What  Would  Darwin Say?

Stickers might literally be warning us to death.

November 16, 2015

Charles Darwin

Thinking about Darwin’s Survival of the Fittest Theory aboard a yacht. iStock: Wynnter

If Charles Darwin’s theory is right, we soon won’t exist. You remember Darwin from high school, right? His “Survival of the Fittest” said creatures who adapt best to their environment will survive, while their less-fortunate rivals become extinct. Based on what I’ve seen aboard recently, we’re about to follow the dinosaurs right off this rock.

Stopping to see a friend at a new boat dealership, I found him inside a yacht, surrounded by pieces of paper. I watched while he peeled little yellow stickers and plastered them around the cabin. They were warning labels — of the most banal kind, frankly. Next to the cooktop: “Warning: May Be Hot.” By a locker: “Warning: Do Not Pinch Fingers.”

It seems the dealership had sold another new yacht recently. All was well until the owner was heating something on the stove when the shore power on the dock went out. The owner got distracted and, before leaving the boat, put some papers on the now-cold stove. Naturally, the power came on later, the stove lit the papers and the interior was torched.


So he sued the dealership for failing to warn him that the stove might be hot. The good news: A savvy judge tossed out the case, calling the owner a “damn fool.” But it cost the dealership a small fortune in defense fees. As their lawyer pocketed his check, he suggested that warning labels could go far to prevent a recurrence.

“It wasn’t my fault” is the new answer to everything, followed by, “Whom can I make pay for this?”

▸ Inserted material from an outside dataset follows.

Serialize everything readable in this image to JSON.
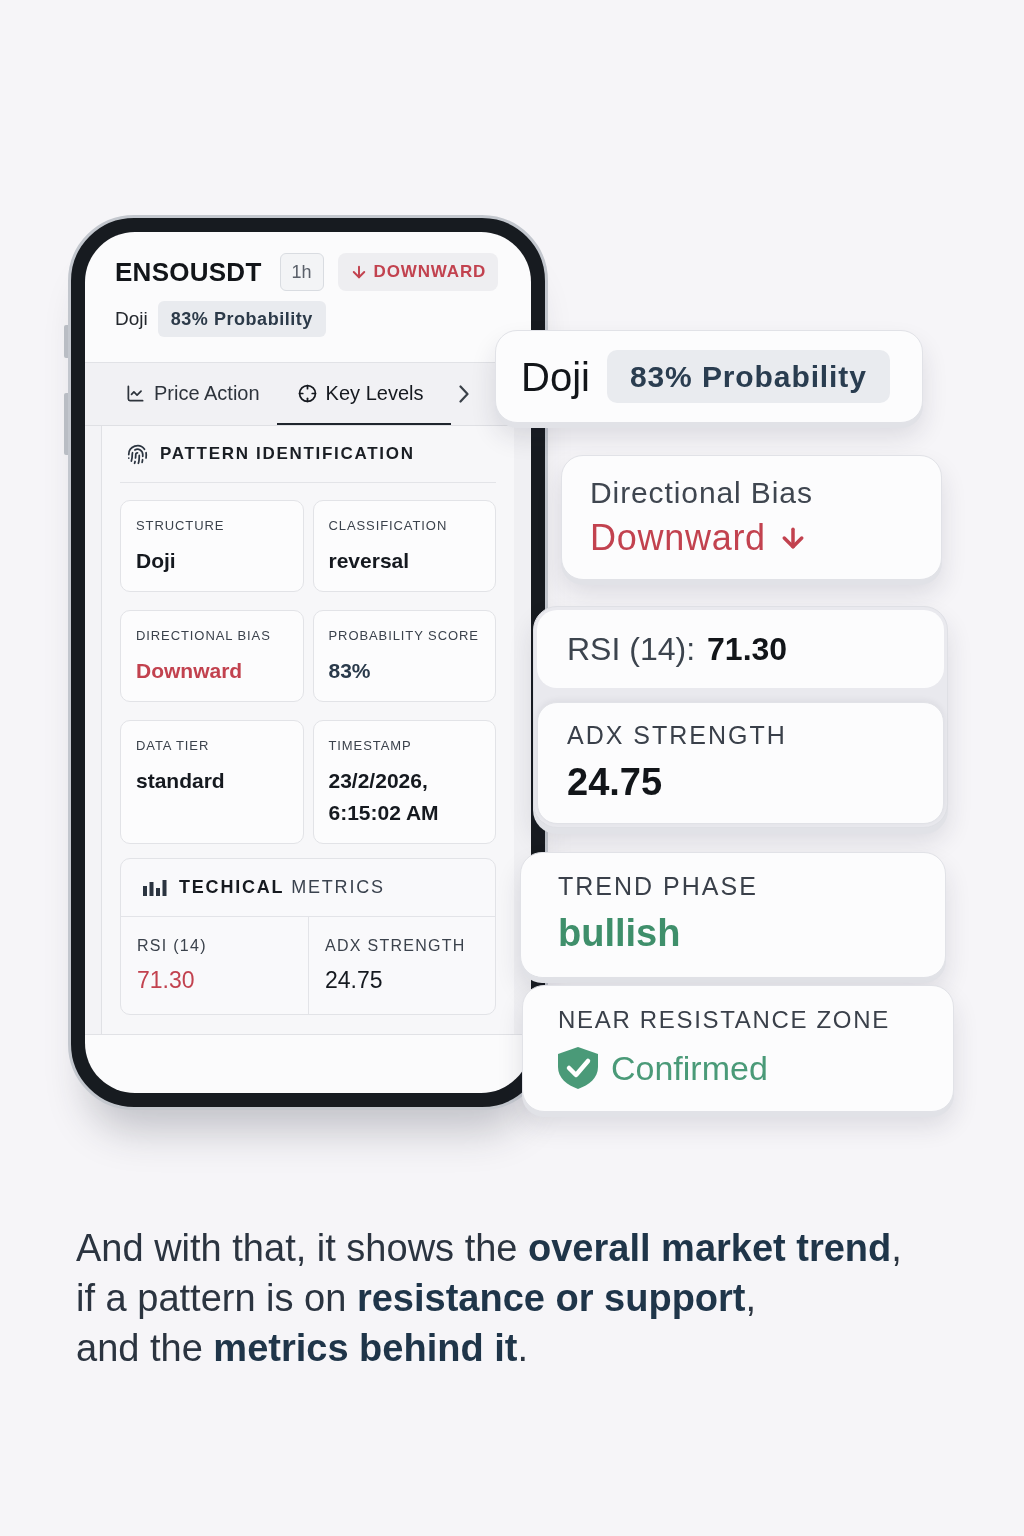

What has happened to personal responsibility in this all-about-me world? Do we really need a label that warns, “Do Not Stick Your Fingers in the Anchor Windlass”? It represents a litigious mentality that blames everyone else for our mistakes.

“It wasn’t my fault” is the new answer to everything, followed by, “Whom can I make pay for this?” We are encouraging a generation of the ­unfit. Old Chuck Darwin might say that this is the start of our extinction because we’re enabling creatures who aren’t smart enough to know that stoves are hot or that you should put on a life jacket when conditions get scary.

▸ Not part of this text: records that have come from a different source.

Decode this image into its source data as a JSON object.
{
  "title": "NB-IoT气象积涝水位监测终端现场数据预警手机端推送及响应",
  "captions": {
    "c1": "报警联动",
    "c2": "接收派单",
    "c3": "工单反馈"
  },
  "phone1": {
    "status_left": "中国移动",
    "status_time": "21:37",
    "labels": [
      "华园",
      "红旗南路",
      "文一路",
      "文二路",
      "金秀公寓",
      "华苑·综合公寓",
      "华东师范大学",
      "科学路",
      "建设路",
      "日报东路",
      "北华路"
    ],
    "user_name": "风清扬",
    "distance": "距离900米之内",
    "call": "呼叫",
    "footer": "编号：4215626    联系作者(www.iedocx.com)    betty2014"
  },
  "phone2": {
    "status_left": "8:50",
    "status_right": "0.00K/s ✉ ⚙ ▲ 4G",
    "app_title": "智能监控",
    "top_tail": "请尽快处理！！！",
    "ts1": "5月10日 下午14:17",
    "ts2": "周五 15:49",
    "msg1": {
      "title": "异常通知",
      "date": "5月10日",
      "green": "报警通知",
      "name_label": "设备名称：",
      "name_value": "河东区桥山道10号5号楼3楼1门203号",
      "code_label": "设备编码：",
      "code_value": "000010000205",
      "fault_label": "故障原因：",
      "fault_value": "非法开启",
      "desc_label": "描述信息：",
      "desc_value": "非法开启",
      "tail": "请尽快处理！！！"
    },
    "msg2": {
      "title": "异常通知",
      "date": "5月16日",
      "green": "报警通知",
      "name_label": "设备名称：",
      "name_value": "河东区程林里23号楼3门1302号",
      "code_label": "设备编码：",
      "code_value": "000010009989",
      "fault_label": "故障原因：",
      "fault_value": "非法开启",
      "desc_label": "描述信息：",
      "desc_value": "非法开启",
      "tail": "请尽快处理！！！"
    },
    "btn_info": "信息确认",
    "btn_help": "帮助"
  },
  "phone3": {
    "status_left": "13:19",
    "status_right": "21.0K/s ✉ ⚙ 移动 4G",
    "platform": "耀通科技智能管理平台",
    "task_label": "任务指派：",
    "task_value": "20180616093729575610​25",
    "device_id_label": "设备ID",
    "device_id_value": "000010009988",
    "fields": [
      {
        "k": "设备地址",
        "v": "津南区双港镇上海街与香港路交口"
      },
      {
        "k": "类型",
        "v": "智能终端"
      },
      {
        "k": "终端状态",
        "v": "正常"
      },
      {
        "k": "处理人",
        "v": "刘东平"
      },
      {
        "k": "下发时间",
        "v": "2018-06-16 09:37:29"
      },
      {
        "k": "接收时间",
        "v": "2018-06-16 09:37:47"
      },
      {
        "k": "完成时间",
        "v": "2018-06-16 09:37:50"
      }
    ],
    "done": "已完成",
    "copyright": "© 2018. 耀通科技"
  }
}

In Florida, there’s a move to require everyone under drinking age to wear life jackets as a result of some unfortunate accidents. Again, what happened to personal responsibility? If it’s blowing like stink, put on a life jacket. Or don’t go out. Don’t ever put your fingers between the yacht and a pier. Don’t stand next to someone popping a Champagne cork.

You can’t legislate against stupidity. Legally required seat belts are not going to save you if you pull out in front of an 18-wheeler truck any more than required life jackets will save you if you go out in storm conditions. It’s time to reclaim our personal responsibility, whether it’s deciding when to wear a life jacket or not to lean on a hot stove.

Heed the immortal words of William Ernest Henley’s poem “Invictus”: “I am the master of my fate.” Let’s bring back personal responsibility.